Sono passate sei settimane da quando Kelsey Pfendler, una guida di rafting sul fiume Grand Canyon, ha varato la sua barca a remi di 21 piedi dalle coste scoscese della California centrale nell’Oceano Pacifico.
Venerdì sera tardi – più di 2.300 miglia e 43 giorni dopo – è entrata nel porto di Ala Wai a Honolulu, ha attraccato la sua barca ed è tornata a terra, battendo diversi record nel processo.
La signora Pfendler, 32 anni, ha ricevuto un benvenuto da eroe centinaia di tifosi schierati nel porto. Altre migliaia si sono congratulate con lei sui social media, dove pubblica quotidianamente video che documentano i suoi progressi.
Sembra essere la prima donna americana ad aver remato con successo in solitaria dalla California alle Hawaii, nonché la persona più giovane, e la più veloce, ad aver completato quel percorso senza assistenza, secondo i dati del Società internazionale di canottaggio oceanico.
Il suo tempo finale è stato di 43 giorni, 17 ore, 55 minuti e 59 secondi ha scritto sui social.

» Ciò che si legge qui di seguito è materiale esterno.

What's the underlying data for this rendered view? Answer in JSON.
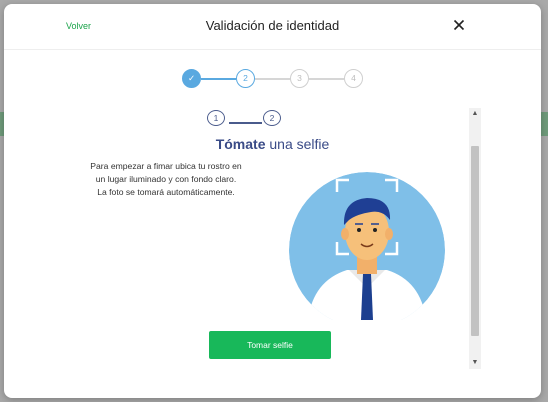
{
  "background": {
    "corner_color": "#1aa34a"
  },
  "modal": {
    "back_label": "Volver",
    "title": "Validación de identidad",
    "close_icon": "close-icon"
  },
  "stepper": {
    "steps": [
      {
        "label": "✓",
        "state": "done"
      },
      {
        "label": "2",
        "state": "active"
      },
      {
        "label": "3",
        "state": "todo"
      },
      {
        "label": "4",
        "state": "todo"
      }
    ]
  },
  "content": {
    "sub_steps": [
      "1",
      "2"
    ],
    "title_bold": "Tómate",
    "title_rest": " una selfie",
    "instructions": [
      "Para empezar a fimar ubica tu rostro en",
      "un lugar iluminado y con fondo claro.",
      "La foto se tomará automáticamente."
    ],
    "button_label": "Tomar selfie"
  },
  "scrollbar": {
    "up_icon": "▲",
    "down_icon": "▼"
  },
  "colors": {
    "accent_green": "#18b85a",
    "step_blue": "#5aa9e0",
    "title_navy": "#3a4b87",
    "illustration_bg": "#7fbfe8"
  }
}
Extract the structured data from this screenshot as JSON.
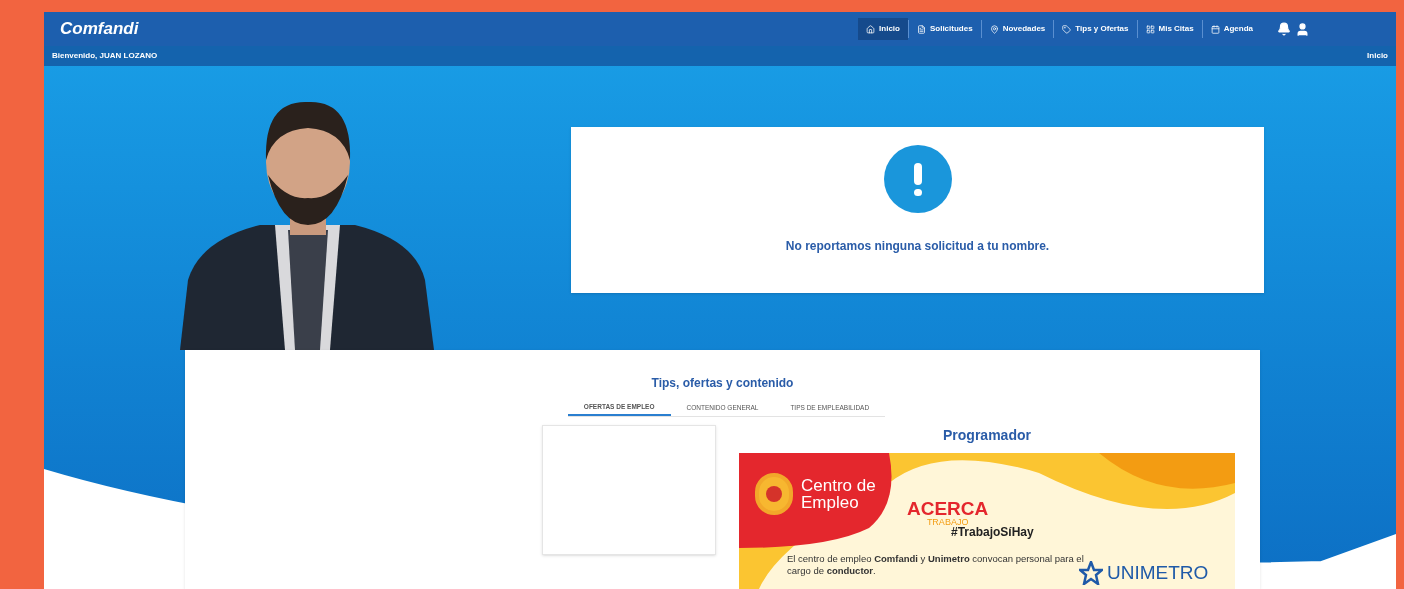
{
  "header": {
    "logo": "Comfandi",
    "nav": [
      {
        "label": "Inicio",
        "selected": true
      },
      {
        "label": "Solicitudes",
        "selected": false
      },
      {
        "label": "Novedades",
        "selected": false
      },
      {
        "label": "Tips y Ofertas",
        "selected": false
      },
      {
        "label": "Mis Citas",
        "selected": false
      },
      {
        "label": "Agenda",
        "selected": false
      }
    ]
  },
  "subbar": {
    "welcome": "Bienvenido, JUAN LOZANO",
    "breadcrumb": "Inicio"
  },
  "notice": {
    "message": "No reportamos ninguna solicitud a tu nombre."
  },
  "content": {
    "title": "Tips, ofertas y contenido",
    "tabs": [
      {
        "label": "OFERTAS DE EMPLEO",
        "selected": true
      },
      {
        "label": "CONTENIDO GENERAL",
        "selected": false
      },
      {
        "label": "TIPS DE EMPLEABILIDAD",
        "selected": false
      }
    ],
    "banner": {
      "heading": "Programador",
      "brand": "Centro de Empleo",
      "campaign": "ACERCA",
      "campaign_sub": "TRABAJO",
      "hashtag": "#TrabajoSíHay",
      "text": "El centro de empleo **Comfandi** y **Unimetro** convocan personal para el cargo de **conductor**.",
      "partner": "UNIMETRO"
    }
  }
}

La donna più veloce a completare lo stesso percorso in solitaria e senza assistenza ha impiegato poco più di 86 giorni. Lo ha fatto nel 2020.
“Avevamo tutti le luci del telefono che la guidavano verso il porto, una specie di stella polare”, ha detto Sarah Maune, 33 anni, una creatrice di contenuti che pubblica video di cucina sotto il nome di Sarah Kraffty e il cui viaggio di vacanza alle Hawaii è coinciso con la fine della signora Pfendler. “Tutti cantavano il suo nome.”

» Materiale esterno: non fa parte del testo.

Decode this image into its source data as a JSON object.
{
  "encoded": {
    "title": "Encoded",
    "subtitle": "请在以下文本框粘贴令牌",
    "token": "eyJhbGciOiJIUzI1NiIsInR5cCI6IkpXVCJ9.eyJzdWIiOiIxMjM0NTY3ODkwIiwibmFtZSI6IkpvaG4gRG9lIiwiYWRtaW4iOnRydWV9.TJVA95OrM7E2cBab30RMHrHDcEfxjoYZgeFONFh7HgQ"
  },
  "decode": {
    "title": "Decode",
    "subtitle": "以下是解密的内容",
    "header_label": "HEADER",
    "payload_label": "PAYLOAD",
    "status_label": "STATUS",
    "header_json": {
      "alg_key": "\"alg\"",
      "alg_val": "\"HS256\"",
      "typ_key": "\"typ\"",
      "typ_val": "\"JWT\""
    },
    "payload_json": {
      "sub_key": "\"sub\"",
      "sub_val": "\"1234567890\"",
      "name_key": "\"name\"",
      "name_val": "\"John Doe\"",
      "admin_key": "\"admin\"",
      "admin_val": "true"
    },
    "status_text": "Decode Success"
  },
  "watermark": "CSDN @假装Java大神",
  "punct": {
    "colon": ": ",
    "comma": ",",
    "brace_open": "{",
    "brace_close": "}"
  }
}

La signora Maune ha aggiunto: “Ho seguito il suo percorso sui social media fin dall’inizio, quindi sapevo che dovevo essere lì di persona. È stato fantastico testimoniarlo”.
La signora Pfendler, che non ha risposto a molteplici richieste di commento, è una guida professionista di rafting da quando ha compiuto 18 anni e ora conduce viaggi lungo il fiume Colorado nel Grand Canyon, secondo il suo sito web.
Ha trasformato la sua spedizione in un movimento online, accumulando centinaia di migliaia di follower che si sono sintonizzati sugli aggiornamenti video giornalieri registrati dalla sua barca.
I video della sua spedizione di canottaggio la mostrano mentre fa di tutto, dal nuotare nell’oceano alla discussione sullo stress psicologico degli sport ad alta resistenza.
SU 6 giugnoha dimostrato come trasforma l’acqua di mare in acqua dolce potabile. SU 10 giugnoha spiegato che faceva fatica a remare ogni notte fino alle 4 del mattino circa, dormendo solo circa due ore e mezza. SU 16 giugnofaceva il bucato sulla barca, stendendolo a fili di fortuna.
“È un risultato enorme completare una regata oceanica, e battere un record di velocità è un altro enorme risultato in più”, ha affermato Fiann Paul, un vogatore oceanico detentore del record e presidente della Ocean Rowing Society International, che giudica i risultati ottenuti nel canottaggio oceanico per il Guinness World Records.
Il signor Paul ha detto che, sebbene i record non fossero ancora ufficiali, i dati della sua società indicavano che la fila della signora Pfendler era stata la più veloce completata in solitaria e senza assistenza sulla rotta del Medio Pacifico che aveva preso, e che lei era la più giovane ad averla completata in solitaria.
Ha aggiunto che altri vogatori, compresi quelli più giovani, hanno completato percorsi più lunghi attraverso l’intero Oceano Pacifico. Ha notato, inoltre, che vogatori diversi utilizzano classi diverse di barche progettate per velocità diverse, il che può rendere difficile il confronto dei record.
Duncan Roy, un allenatore di canottaggio oceanico che nel 2020 ha circumnavigato la Gran Bretagna sull’attuale barca della signora Pfendler, che si chiama Lily, ha affermato che il risultato della signora Pfendler è “davvero speciale” e che lei è “una grande ambasciatrice” del canottaggio oceanico.
“Tutti nello sport hanno parlato di lei e hanno seguito il suo viaggio”, ha detto. “Essere in grado di avere la capacità cognitiva di fornire aggiornamenti e raccontare storie è straordinario.”
Neil Bergenroth, un altro allenatore di canottaggio oceanico, ha definito la voga della signora Pfendler “un’impresa incredibile fisicamente e mentalmente”.
“È un equilibrio tra quanto dormo e quanto continuo a remare”, ha detto il signor Bergenroth, che ha trascorso due anni e mezzo ad allenare un irlandese che quest’anno ha vinto una gara di canottaggio di 3.000 miglia attraverso l’Oceano Atlantico. “È un animale molto diverso dagli eventi delle Olimpiadi, che richiedono cinque o sei minuti per essere completati.”